Un concept-car exposé au Salon de l'auto de Pékin 2026, à Pékin, en Chine, le 30 avril 2026. /VCG

Le Salon international de l’automobile de Pékin 2026 s’est terminé aujourd’hui avec 1 451 véhicules exposés et un nombre record de 181 premières mondiales. Mais au-delà des chiffres, trois évolutions technologiques ont retenu l’attention du monde. Voici ce qu’ils veulent dire.

Pendant des années, l’IA embarquée signifiait des assistants vocaux capables de régler la température. À Auto China 2026, cela a changé. Les systèmes d’IA physique peuvent désormais prédire le comportement du monde réel. Imaginez un camion devant vous qui laisse tomber une pomme sur l’autoroute. Les systèmes traditionnels ne voient la pomme que lorsqu’elle gêne. L’IA physique anticipe où elle va rouler et ajuste la trajectoire de la voiture avant que le conducteur ne réagisse. Le Qiankun ADS 5.0 de Huawei prétend réduire le risque de collision de 50 %. BMW, en collaboration avec Alibaba et DeepSeek, a dévoilé une IA qui apprend les habitudes des conducteurs au fil des semaines. Les voitures sans IA physique peuvent sembler dangereuses d’ici deux ans, a prévenu un ingénieur.

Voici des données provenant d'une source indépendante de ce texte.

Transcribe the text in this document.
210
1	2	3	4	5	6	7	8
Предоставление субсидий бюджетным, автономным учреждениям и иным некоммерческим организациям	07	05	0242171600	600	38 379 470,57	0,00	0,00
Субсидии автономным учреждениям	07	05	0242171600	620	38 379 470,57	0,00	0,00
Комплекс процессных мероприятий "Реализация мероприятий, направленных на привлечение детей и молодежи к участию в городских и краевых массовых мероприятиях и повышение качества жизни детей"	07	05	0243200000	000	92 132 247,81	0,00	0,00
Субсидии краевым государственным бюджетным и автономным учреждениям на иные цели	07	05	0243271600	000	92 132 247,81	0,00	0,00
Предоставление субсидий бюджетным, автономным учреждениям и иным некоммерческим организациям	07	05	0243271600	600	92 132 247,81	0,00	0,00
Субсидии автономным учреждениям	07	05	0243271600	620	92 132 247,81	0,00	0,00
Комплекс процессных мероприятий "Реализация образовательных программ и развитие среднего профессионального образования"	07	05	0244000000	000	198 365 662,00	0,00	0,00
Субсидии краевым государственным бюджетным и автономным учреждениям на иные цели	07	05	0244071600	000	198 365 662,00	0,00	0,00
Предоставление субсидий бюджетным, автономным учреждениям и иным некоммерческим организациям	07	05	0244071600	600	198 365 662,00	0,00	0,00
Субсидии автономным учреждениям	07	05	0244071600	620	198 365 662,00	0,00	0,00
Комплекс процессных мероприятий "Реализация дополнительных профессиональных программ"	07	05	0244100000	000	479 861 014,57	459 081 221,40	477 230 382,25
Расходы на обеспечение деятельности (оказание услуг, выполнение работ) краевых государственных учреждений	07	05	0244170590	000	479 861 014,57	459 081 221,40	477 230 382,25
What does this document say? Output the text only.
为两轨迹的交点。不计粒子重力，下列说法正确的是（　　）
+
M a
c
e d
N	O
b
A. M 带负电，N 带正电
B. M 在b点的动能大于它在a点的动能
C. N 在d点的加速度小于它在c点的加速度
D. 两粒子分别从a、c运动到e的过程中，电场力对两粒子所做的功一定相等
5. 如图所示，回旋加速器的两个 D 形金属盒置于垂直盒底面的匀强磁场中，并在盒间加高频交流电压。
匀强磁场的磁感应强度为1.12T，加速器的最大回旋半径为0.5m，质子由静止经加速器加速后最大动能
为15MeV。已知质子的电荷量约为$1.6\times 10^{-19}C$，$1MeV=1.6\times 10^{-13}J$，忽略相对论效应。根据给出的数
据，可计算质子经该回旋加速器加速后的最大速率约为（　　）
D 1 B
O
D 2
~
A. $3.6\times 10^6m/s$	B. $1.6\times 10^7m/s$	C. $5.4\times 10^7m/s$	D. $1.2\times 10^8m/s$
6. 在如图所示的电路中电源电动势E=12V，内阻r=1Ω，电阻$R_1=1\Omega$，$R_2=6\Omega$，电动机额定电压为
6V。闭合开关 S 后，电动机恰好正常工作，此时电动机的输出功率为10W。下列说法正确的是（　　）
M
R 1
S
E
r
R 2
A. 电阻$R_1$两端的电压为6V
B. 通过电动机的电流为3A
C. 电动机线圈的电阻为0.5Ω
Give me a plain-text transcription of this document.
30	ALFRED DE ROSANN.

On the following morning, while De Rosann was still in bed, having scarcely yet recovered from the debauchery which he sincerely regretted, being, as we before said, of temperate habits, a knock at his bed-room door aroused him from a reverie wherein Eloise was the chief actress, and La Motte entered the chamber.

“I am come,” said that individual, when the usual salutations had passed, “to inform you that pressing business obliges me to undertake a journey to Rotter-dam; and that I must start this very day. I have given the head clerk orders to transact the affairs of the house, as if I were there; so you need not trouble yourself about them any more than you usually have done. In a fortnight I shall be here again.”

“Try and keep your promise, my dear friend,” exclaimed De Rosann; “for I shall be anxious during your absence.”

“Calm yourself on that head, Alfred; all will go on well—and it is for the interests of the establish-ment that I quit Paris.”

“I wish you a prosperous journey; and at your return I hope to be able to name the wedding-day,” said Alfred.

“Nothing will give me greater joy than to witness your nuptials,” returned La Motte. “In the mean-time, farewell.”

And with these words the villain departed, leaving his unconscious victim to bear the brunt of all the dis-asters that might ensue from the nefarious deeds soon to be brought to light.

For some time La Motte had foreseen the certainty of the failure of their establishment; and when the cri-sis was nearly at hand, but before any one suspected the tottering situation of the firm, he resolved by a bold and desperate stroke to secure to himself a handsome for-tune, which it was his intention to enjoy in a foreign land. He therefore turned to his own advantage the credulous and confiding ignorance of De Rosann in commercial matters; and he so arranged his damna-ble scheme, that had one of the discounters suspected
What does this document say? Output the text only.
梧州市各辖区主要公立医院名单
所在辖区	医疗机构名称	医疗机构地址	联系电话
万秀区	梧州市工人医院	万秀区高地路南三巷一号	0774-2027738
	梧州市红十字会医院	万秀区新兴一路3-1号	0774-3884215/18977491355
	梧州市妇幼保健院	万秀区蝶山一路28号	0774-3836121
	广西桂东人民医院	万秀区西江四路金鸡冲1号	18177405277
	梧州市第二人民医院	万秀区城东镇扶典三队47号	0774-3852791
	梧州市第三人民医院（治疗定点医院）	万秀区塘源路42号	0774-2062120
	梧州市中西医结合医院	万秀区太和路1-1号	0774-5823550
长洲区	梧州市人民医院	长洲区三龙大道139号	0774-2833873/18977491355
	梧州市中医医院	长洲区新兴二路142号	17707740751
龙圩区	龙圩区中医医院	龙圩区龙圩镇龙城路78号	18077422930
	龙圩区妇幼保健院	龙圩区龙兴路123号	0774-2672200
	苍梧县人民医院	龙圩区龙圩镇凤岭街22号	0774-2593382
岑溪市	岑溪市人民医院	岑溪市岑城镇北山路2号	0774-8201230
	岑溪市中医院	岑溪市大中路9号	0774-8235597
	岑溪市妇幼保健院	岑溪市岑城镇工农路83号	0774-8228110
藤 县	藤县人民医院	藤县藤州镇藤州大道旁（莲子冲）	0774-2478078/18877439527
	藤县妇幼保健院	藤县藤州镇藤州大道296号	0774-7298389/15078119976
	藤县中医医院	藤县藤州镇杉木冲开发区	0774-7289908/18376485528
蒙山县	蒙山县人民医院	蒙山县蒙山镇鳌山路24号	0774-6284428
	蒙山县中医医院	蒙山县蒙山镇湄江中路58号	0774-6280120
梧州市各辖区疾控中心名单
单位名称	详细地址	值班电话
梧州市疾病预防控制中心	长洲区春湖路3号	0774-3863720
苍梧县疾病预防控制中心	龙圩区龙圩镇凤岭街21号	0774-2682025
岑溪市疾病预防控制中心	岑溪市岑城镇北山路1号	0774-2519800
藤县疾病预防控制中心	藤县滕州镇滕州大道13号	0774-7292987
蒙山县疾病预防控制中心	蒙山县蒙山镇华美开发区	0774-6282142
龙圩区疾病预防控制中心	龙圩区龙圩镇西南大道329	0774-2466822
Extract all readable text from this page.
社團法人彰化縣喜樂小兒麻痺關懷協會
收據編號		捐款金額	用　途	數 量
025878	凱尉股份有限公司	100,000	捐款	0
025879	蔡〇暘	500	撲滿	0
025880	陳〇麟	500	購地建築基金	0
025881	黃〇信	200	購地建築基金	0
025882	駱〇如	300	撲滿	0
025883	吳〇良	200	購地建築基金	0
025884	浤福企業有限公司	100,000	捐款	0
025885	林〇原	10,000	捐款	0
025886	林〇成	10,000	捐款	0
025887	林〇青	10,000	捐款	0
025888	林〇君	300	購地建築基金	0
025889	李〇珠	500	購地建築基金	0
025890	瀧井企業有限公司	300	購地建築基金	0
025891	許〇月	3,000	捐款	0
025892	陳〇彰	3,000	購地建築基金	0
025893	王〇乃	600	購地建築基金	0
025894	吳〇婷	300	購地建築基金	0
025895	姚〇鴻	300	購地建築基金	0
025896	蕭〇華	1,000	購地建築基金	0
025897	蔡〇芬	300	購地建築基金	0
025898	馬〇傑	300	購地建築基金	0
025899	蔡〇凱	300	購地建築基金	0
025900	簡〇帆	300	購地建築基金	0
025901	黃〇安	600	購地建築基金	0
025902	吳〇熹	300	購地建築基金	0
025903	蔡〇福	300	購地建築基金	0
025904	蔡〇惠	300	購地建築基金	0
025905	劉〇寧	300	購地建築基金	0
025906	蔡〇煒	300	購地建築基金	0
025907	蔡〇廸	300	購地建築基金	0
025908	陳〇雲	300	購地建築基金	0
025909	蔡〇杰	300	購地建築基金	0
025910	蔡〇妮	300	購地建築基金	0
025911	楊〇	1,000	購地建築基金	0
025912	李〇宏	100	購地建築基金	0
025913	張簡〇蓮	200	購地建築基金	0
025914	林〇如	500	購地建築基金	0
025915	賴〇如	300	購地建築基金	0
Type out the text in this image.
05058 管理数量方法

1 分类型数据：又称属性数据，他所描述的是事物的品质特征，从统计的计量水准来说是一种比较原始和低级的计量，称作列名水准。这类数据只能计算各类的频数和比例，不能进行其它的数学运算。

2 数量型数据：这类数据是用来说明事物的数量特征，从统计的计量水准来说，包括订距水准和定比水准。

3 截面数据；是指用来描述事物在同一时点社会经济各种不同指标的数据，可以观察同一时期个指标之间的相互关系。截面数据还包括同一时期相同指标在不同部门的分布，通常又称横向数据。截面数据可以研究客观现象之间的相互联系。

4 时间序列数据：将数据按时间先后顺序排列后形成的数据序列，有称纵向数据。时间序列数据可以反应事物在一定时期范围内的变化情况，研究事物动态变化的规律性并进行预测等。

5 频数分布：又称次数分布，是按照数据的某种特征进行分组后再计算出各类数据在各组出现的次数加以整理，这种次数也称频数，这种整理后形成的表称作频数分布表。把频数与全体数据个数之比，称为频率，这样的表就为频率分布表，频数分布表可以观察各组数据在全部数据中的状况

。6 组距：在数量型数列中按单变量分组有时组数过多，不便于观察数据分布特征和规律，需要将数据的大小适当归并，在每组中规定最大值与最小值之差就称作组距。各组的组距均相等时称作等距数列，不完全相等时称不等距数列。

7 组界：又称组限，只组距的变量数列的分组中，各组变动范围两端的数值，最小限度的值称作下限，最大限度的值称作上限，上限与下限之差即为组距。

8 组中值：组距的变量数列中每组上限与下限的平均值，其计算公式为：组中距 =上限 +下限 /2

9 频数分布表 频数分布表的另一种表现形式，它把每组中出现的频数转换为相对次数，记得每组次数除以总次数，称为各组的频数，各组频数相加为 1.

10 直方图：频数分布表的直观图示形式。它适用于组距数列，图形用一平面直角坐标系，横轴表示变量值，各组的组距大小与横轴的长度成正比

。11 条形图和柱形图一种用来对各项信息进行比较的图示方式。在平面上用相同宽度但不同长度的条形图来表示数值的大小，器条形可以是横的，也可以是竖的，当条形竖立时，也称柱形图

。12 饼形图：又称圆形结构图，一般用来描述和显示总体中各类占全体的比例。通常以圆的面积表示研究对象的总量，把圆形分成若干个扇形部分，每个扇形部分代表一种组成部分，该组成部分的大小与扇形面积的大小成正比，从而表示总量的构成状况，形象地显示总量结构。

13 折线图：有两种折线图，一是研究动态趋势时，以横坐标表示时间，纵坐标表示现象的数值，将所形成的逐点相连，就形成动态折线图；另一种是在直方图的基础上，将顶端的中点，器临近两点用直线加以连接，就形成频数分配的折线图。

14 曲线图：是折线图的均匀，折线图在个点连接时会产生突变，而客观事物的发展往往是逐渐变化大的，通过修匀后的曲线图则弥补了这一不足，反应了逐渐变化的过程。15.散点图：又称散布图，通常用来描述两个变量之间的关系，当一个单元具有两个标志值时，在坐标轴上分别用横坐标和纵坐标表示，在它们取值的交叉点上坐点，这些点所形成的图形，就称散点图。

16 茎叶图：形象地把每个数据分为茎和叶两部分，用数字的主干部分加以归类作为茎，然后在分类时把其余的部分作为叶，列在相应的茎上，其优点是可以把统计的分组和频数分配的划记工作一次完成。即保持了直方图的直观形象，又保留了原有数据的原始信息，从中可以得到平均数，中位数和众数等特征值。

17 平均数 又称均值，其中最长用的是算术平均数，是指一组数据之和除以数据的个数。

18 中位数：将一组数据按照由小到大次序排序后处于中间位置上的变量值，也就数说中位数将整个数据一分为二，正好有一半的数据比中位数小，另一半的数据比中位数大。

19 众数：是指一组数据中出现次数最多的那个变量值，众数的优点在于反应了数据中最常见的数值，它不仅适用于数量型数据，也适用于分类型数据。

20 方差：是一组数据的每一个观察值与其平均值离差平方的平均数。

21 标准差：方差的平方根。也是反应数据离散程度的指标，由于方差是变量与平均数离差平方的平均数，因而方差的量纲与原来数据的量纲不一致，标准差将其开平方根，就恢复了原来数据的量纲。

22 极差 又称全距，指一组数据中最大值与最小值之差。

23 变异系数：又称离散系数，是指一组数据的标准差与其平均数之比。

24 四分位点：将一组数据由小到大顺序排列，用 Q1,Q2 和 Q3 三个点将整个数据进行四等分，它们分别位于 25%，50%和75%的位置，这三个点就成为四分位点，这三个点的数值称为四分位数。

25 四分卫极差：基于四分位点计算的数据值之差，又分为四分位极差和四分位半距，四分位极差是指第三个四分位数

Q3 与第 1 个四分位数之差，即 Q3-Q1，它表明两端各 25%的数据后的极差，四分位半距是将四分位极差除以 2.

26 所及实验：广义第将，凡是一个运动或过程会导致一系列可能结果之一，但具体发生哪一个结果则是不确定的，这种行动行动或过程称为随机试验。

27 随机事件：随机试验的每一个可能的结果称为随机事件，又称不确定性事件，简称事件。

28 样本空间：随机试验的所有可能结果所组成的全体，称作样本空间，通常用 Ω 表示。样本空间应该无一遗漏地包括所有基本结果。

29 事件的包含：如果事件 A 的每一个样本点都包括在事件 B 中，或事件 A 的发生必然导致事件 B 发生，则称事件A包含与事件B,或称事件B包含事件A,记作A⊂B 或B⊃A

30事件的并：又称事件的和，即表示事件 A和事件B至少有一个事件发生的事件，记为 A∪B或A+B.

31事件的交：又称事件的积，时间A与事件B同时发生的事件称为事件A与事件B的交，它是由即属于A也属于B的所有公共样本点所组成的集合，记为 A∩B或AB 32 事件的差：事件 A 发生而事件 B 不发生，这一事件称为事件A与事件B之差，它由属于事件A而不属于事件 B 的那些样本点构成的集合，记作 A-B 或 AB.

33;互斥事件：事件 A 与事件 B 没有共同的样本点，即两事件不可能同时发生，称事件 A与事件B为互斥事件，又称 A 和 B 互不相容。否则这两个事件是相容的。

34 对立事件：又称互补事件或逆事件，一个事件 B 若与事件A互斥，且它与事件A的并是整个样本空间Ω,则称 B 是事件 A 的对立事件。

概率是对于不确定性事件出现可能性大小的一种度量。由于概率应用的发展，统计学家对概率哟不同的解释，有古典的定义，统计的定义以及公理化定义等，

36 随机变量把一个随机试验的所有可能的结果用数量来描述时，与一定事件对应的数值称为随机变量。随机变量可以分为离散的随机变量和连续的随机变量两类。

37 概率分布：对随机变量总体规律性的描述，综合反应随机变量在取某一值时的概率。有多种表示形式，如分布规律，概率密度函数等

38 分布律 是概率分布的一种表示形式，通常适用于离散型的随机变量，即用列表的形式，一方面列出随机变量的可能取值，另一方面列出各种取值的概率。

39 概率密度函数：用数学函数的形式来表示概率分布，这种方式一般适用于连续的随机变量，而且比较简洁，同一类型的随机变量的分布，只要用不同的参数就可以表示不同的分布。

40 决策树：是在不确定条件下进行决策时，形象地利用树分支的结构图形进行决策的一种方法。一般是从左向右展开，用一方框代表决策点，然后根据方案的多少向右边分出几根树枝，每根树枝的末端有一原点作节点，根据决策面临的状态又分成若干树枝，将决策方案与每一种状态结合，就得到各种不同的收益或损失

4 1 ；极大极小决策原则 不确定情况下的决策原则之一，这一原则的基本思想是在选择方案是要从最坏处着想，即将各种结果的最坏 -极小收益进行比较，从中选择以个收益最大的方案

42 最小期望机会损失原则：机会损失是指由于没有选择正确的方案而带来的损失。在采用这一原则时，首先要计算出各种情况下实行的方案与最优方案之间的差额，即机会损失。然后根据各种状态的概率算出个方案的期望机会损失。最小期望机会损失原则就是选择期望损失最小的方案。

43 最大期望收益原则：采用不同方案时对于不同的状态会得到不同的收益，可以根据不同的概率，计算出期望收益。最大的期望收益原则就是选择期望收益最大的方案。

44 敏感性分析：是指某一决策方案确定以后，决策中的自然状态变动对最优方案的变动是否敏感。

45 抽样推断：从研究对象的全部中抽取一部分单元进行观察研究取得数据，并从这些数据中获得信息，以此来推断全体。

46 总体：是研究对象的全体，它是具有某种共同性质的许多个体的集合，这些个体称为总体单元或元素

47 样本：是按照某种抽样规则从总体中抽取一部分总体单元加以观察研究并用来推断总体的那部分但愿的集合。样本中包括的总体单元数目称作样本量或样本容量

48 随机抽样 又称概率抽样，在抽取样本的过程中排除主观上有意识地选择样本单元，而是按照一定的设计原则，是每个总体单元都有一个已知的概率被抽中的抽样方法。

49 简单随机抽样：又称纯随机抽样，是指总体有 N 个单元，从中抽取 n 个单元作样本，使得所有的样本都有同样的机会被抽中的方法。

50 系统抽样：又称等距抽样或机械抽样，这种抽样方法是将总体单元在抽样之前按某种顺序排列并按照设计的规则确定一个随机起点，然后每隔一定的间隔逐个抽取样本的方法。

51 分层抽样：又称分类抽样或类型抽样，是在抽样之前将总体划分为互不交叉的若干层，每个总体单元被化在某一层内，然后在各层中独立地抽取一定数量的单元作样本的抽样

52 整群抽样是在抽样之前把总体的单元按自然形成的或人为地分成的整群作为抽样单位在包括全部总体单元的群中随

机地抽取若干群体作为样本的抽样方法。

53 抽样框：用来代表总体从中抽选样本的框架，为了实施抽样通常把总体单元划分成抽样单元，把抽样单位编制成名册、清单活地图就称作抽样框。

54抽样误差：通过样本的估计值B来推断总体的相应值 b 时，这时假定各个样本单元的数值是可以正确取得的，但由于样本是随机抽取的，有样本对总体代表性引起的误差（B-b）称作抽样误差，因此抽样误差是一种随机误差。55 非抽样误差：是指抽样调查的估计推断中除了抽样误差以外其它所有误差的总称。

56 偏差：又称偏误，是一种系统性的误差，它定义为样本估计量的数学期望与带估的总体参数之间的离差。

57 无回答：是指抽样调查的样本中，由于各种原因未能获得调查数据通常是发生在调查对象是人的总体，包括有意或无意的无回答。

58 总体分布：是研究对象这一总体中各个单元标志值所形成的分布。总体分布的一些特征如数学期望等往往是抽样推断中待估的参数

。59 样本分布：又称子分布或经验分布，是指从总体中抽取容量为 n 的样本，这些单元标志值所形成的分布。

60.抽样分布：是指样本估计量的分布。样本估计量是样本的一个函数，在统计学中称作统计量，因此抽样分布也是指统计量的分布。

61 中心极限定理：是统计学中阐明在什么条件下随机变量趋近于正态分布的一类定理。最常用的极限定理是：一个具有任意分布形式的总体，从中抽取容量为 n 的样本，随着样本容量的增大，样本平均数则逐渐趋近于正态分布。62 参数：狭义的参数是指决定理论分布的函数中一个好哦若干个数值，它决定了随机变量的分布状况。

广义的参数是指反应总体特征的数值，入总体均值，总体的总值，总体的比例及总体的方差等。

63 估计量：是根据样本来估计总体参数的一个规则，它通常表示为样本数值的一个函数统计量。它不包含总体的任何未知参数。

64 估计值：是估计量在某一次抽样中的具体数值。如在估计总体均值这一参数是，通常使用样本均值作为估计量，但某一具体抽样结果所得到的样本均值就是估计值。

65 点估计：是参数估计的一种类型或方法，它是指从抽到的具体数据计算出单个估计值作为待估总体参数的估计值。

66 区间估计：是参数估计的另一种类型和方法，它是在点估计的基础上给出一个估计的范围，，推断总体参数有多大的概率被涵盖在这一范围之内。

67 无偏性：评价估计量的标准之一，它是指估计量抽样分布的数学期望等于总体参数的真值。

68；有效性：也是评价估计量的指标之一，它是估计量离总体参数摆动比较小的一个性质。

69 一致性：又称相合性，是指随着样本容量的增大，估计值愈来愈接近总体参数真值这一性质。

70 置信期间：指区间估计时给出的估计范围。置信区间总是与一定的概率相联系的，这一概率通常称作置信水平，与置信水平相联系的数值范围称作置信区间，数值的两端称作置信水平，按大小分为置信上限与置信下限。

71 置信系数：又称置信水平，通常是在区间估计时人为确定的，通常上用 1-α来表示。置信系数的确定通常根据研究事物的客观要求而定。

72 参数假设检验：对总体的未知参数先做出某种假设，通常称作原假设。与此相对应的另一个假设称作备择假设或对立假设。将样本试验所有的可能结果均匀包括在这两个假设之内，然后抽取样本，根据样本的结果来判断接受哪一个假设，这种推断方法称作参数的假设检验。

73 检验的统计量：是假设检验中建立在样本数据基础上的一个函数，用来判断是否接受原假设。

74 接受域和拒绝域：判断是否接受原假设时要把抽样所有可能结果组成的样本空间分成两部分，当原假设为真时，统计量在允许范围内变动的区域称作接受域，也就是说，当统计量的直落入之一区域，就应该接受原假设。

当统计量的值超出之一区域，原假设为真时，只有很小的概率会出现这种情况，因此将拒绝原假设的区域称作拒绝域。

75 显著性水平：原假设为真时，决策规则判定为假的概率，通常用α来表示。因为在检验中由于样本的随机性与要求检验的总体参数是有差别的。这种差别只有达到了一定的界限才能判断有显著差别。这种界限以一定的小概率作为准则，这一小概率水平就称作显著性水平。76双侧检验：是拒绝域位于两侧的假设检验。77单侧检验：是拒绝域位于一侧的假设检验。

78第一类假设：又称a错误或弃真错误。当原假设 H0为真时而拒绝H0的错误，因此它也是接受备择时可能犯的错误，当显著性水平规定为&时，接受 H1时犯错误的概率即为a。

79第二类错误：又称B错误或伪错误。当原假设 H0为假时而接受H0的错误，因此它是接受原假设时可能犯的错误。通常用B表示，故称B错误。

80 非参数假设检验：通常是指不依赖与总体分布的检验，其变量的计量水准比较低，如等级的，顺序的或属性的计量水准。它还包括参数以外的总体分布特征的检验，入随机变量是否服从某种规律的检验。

L’autonomie de niveau 2, courante aujourd’hui, nécessite les mains sur le volant et les yeux sur la route. Le niveau 3 est différent : la voiture gère la plupart des déplacements sur autoroute ou dans les embouteillages, ne demandant au conducteur de prendre le relais que lorsque cela est nécessaire. Pendant des années, L3 a été coincée entre la réglementation et la réalité. La Chine a changé cela fin 2025 avec son feu vert au déploiement commercial. Lors du salon de cette année, les systèmes L3 prêts pour la production sont arrivés. L’ADS 5.0 de Huawei est devenu le premier à proposer un L3 prêt pour les plaques d’immatriculation pour les autoroutes, déjà dans les modèles AITO et Arcfox. BMW et Mercedes-Benz ont présenté leurs systèmes adaptés à la Chine. Ce qui était une discussion de laboratoire il y a trois ans est désormais une option d’achat.

L’anxiété liée à l’autonomie a longtemps été un obstacle à l’adoption des véhicules électriques. La charge flash utilisant une architecture de 800 volts résout le problème. La dernière batterie Shenxing Plus de CATL ajoute 500 kilomètres d’autonomie en seulement huit minutes. Les voitures familiales abordables sont désormais équipées de série de cette technologie. L’infrastructure rattrape également son retard : plus de 3 000 bornes de recharge ultra-rapides sont désormais opérationnelles sur les autoroutes chinoises, soit dix fois plus qu’en 2024. Porsche et Toyota ont toutes deux annoncé leur intention d’adopter la norme de recharge chinoise pour les modèles locaux.

Les voitures volantes se rapprochent de la réalité. Le « porte-avions terrestre » de XPeng a attiré les foules et les médias internationaux, reflétant la poussée de la Chine vers l’économie de basse altitude. Les véhicules électriques tout-terrain au design robuste en forme de « boîte carrée » sont également devenus un point fort inattendu, alliant look robuste et conduite intelligente.

Les constructeurs automobiles mondiaux ne vendent plus seulement des voitures en Chine. Ils intègrent l’IA, les normes d’autonomie et l’architecture de recharge développées par la Chine dans leurs plans mondiaux. Ce qui se passe à Pékin ne reste plus à Pékin.